On the other hand, Andrew was a sixteenth-century slang term for a merchant ship. Shakespeare employed it in The Merchant of Venice, “And see my wealthy Andrew dockt”. One story is that it was named after the Genoese admiral Andrea Doria, whose name has been given to two celebrated twentieth-century ships. There are no written examples of the term after Shakespeare’s time, which may suggest it went out of use and can’t be the source of the modern term. Or it might have been lurking in the spoken language — we have no way of knowing.
The expression Andrew Millar was well known in the nineteenth century. It turns up in print here first:
ANDREW MILLAR’S LUGGER, a king’s ship or vessel.
A Vocabulary of the Flash Language, by James Hardy Vaux, July 1812. Vaux was then a transported criminal in New South Wales and wrote the work in his free moments from the hard labour by which he was punished following some transgression in the colony. He hoped by it to mollify the governor. Flash is an obsolete term referring to thieves, prostitutes, or the underworld.
Half a century later, John Camden Hotten similarly recorded in his Slang Dictionary of 1864 that an Andrew Millar was a ship of war. Three years later, a key variation was recorded:
ANDREW or ANDREW MILLAR. A cant name for a man-of-war and also for government and government authorities.
The Sailor’s Word-Book, by Admiral W H Smyth, 1867.
This was an early indication that the term was moving from being a reference to a single warship to the whole navy.

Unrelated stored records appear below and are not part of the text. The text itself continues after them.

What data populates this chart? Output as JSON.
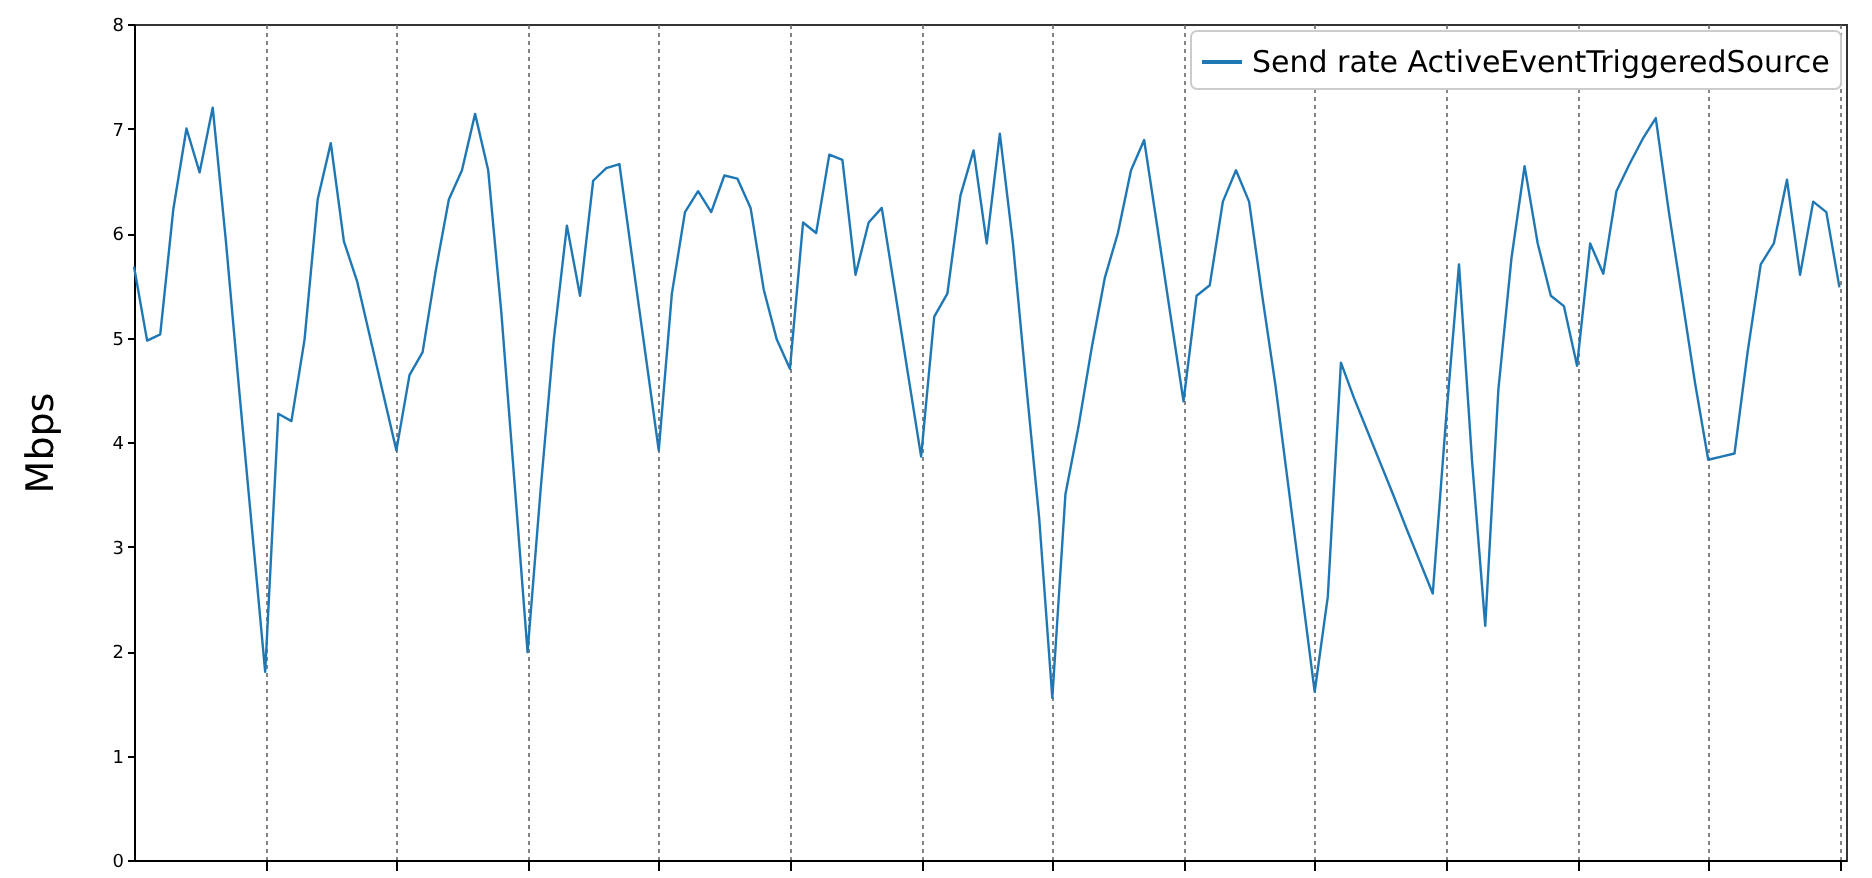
{
  "chart_data": {
    "type": "line",
    "ylabel": "Mbps",
    "categories": [
      null,
      null,
      null,
      null,
      null,
      null,
      null,
      null,
      null,
      null,
      null,
      null,
      null,
      null,
      null,
      null,
      null,
      null,
      null,
      null,
      null,
      null,
      null,
      null,
      null,
      null,
      null,
      null,
      null,
      null,
      null,
      null,
      null,
      null,
      null,
      null,
      null,
      null,
      null,
      null,
      null,
      null,
      null,
      null,
      null,
      null,
      null,
      null,
      null,
      null,
      null,
      null,
      null,
      null,
      null,
      null,
      null,
      null,
      null,
      null,
      null,
      null,
      null,
      null,
      null,
      null,
      null,
      null,
      null,
      null,
      null,
      null,
      null,
      null,
      null,
      null,
      null,
      null,
      null,
      null,
      null,
      null,
      null,
      null,
      null,
      null,
      null,
      null,
      null,
      null,
      null,
      null,
      null,
      null,
      null,
      null,
      null,
      null,
      null,
      null,
      null,
      null,
      null,
      null,
      null,
      null,
      null,
      null,
      null,
      null,
      null,
      null,
      null,
      null,
      null,
      null,
      null,
      null,
      null,
      null,
      null,
      null,
      null,
      null,
      null,
      null,
      null,
      null,
      null,
      null,
      null
    ],
    "series": [
      {
        "name": "Send rate ActiveEventTriggeredSource",
        "color": "#1f77b4",
        "values": [
          5.68,
          4.97,
          5.03,
          6.23,
          7.0,
          6.58,
          7.2,
          5.93,
          4.52,
          3.16,
          1.8,
          4.27,
          4.2,
          4.98,
          6.32,
          6.86,
          5.92,
          5.54,
          5.0,
          4.46,
          3.92,
          4.64,
          4.86,
          5.64,
          6.32,
          6.6,
          7.14,
          6.6,
          5.24,
          3.62,
          1.99,
          3.55,
          4.98,
          6.07,
          5.4,
          6.5,
          6.62,
          6.66,
          5.74,
          4.83,
          3.92,
          5.42,
          6.2,
          6.4,
          6.2,
          6.55,
          6.52,
          6.24,
          5.46,
          4.98,
          4.7,
          6.1,
          6.0,
          6.75,
          6.7,
          5.6,
          6.1,
          6.24,
          5.45,
          4.65,
          3.86,
          5.2,
          5.42,
          6.36,
          6.79,
          5.9,
          6.95,
          5.9,
          4.56,
          3.27,
          1.55,
          3.5,
          4.15,
          4.9,
          5.57,
          6.0,
          6.6,
          6.89,
          6.06,
          5.22,
          4.39,
          5.4,
          5.5,
          6.3,
          6.6,
          6.3,
          5.4,
          4.55,
          3.57,
          2.59,
          1.61,
          2.52,
          4.76,
          4.42,
          4.11,
          3.8,
          3.49,
          3.17,
          2.86,
          2.55,
          4.2,
          5.7,
          3.81,
          2.24,
          4.5,
          5.76,
          6.64,
          5.9,
          5.4,
          5.3,
          4.73,
          5.9,
          5.61,
          6.4,
          6.66,
          6.9,
          7.1,
          6.2,
          5.38,
          4.56,
          3.83,
          3.86,
          3.89,
          4.86,
          5.7,
          5.9,
          6.51,
          5.6,
          6.3,
          6.2,
          5.48
        ]
      }
    ],
    "ylim": [
      0,
      8
    ],
    "yticks": [
      0,
      1,
      2,
      3,
      4,
      5,
      6,
      7,
      8
    ],
    "grid": "x",
    "legend": "top right",
    "tick_labels": "y"
  }
}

By the end of the century, lower-deck ratings were commonly calling the Royal Navy the Andrew and the name has stuck.
However, researchers have to confess themselves baffled by it.

5. Sic!
• Jenny O’Brien tells us the St Cloud Times of Minnesota reported on Friday 22 May: “A fire started by an old electrical chord caused smoke damage late Thursday to a mobile home in southeast St Cloud.” Sounds like an A Minor fire.